One stinky little thing

Sometimes you have a great day and a great outlook and a decent energy level. Sometimes your mental and creative energy is flowing pretty well and then one stinky little thing throws you off... One stinky little thing, just one - but there goes your "great" and there goes your energy. Yeah, well, I hate when that happens.

And even though that might have happened at work today and I'm tired now (and my family got the leftovers of me after the stinky little thing), I still need to tell you about a simple story I heard.

A guy who spoke at our church last Sunday closed his message with a story about his 4 year old son who wanted him to come into his room and say "goodnight" after he got home from a late meeting. Turned out the meeting went much later than planned, so by the time he came home, his son had been in bed for several hours. Jason (our friend who was speaking) dutifully went in to his son's room anyway and was amazed to see that he was still awake.

"Why are you still awake?" he asked his bleary, squinty-eyed 4 year old.

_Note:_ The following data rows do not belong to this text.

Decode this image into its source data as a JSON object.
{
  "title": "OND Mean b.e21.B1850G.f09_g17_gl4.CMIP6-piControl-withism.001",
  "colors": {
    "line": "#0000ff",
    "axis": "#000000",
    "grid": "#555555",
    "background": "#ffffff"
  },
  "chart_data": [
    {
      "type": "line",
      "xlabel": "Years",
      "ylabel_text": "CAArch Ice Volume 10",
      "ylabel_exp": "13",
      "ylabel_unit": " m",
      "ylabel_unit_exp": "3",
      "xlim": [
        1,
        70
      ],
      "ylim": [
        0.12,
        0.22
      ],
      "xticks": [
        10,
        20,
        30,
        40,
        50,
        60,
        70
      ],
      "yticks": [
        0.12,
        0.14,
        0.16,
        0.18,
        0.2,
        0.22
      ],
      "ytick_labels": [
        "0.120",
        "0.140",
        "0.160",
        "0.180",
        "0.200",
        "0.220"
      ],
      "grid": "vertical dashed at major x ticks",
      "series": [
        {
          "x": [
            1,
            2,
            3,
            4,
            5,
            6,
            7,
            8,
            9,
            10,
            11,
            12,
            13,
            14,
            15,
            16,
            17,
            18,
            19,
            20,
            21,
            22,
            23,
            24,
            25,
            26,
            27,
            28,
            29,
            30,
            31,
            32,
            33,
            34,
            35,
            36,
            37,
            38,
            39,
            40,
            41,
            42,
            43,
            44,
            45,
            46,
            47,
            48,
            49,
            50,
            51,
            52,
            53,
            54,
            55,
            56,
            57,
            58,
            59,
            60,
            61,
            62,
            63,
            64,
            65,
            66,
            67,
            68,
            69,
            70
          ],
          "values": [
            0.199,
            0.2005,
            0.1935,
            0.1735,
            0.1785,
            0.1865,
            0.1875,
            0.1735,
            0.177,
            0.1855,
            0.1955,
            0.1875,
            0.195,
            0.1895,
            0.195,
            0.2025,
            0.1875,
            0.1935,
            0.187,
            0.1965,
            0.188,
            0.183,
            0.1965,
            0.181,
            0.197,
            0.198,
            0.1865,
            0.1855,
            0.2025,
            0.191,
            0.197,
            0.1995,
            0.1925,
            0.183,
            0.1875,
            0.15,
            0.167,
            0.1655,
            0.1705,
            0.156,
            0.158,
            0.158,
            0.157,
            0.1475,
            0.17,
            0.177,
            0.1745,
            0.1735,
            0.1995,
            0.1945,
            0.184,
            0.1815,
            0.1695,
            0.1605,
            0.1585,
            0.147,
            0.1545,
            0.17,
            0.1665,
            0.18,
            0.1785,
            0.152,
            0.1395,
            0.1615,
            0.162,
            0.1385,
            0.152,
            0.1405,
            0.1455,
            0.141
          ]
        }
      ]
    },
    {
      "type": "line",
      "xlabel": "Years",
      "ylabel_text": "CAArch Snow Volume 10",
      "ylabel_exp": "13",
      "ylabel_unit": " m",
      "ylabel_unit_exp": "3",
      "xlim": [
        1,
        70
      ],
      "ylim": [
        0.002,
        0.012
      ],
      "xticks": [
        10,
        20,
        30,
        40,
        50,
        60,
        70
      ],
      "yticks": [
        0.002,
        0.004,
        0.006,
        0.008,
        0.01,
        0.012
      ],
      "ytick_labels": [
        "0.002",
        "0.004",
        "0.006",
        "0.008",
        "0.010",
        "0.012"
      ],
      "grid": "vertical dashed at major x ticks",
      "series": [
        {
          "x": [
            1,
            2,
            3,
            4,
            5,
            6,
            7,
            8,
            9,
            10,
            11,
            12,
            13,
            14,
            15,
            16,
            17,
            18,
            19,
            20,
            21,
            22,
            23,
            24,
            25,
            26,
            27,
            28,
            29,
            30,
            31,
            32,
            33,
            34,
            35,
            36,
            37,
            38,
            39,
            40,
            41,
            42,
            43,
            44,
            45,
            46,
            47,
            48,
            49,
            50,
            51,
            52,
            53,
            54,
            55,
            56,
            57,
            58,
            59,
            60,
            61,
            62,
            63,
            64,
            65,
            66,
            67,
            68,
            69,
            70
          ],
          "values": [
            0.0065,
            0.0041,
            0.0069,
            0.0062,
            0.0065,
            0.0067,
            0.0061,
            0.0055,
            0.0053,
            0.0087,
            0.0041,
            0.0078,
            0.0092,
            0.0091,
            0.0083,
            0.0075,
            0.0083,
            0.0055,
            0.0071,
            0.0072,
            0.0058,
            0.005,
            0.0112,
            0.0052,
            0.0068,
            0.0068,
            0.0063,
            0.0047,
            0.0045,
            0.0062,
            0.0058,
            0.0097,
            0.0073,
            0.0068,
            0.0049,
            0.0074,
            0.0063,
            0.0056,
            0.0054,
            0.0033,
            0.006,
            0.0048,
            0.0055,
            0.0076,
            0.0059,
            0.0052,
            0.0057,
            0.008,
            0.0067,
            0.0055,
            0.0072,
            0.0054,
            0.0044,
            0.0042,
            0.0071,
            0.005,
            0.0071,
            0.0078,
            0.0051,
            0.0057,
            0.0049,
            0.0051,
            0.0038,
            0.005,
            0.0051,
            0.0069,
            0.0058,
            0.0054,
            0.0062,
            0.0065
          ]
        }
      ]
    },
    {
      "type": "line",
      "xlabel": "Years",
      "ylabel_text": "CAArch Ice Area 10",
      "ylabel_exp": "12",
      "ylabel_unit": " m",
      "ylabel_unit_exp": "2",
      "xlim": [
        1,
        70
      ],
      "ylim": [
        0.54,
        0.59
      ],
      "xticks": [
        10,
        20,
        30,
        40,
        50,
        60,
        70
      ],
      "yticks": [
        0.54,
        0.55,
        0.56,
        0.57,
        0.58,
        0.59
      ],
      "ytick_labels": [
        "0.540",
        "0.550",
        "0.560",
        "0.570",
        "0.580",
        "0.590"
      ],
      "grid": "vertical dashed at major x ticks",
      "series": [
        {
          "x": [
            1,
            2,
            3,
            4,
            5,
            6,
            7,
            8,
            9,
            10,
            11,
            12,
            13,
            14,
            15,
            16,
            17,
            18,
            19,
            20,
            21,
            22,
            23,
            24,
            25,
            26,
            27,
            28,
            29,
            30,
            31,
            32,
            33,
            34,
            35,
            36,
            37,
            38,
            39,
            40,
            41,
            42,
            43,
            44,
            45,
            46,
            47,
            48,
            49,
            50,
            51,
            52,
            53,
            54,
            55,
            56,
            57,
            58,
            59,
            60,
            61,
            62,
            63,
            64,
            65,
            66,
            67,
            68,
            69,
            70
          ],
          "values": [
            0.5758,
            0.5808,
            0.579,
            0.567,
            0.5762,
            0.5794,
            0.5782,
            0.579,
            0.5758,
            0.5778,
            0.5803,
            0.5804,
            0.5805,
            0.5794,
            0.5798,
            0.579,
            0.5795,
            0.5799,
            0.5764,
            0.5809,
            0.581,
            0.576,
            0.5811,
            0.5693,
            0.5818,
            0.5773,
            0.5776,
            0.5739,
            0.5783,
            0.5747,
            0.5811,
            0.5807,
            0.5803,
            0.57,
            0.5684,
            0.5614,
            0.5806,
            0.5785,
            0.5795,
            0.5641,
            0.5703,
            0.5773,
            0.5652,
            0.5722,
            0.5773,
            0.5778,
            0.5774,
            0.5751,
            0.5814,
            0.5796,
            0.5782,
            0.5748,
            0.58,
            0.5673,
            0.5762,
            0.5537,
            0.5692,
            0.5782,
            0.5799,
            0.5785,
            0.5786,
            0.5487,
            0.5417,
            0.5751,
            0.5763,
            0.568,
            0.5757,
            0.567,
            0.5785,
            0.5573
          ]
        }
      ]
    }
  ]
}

Barely able to hold his eyes open, he said "Daddy, I kept my eyes open so I could see you."

O my goodness, he went a different direction with the poignancy of that comment, but I suddenly had my desperate prayer penned and my daily goal illuminated.

I wish I had the grit of that sweet 4 year old, but my prayer would be,

Father, please help me keep my eyes open so I can see You.

...even after one stinky little thing.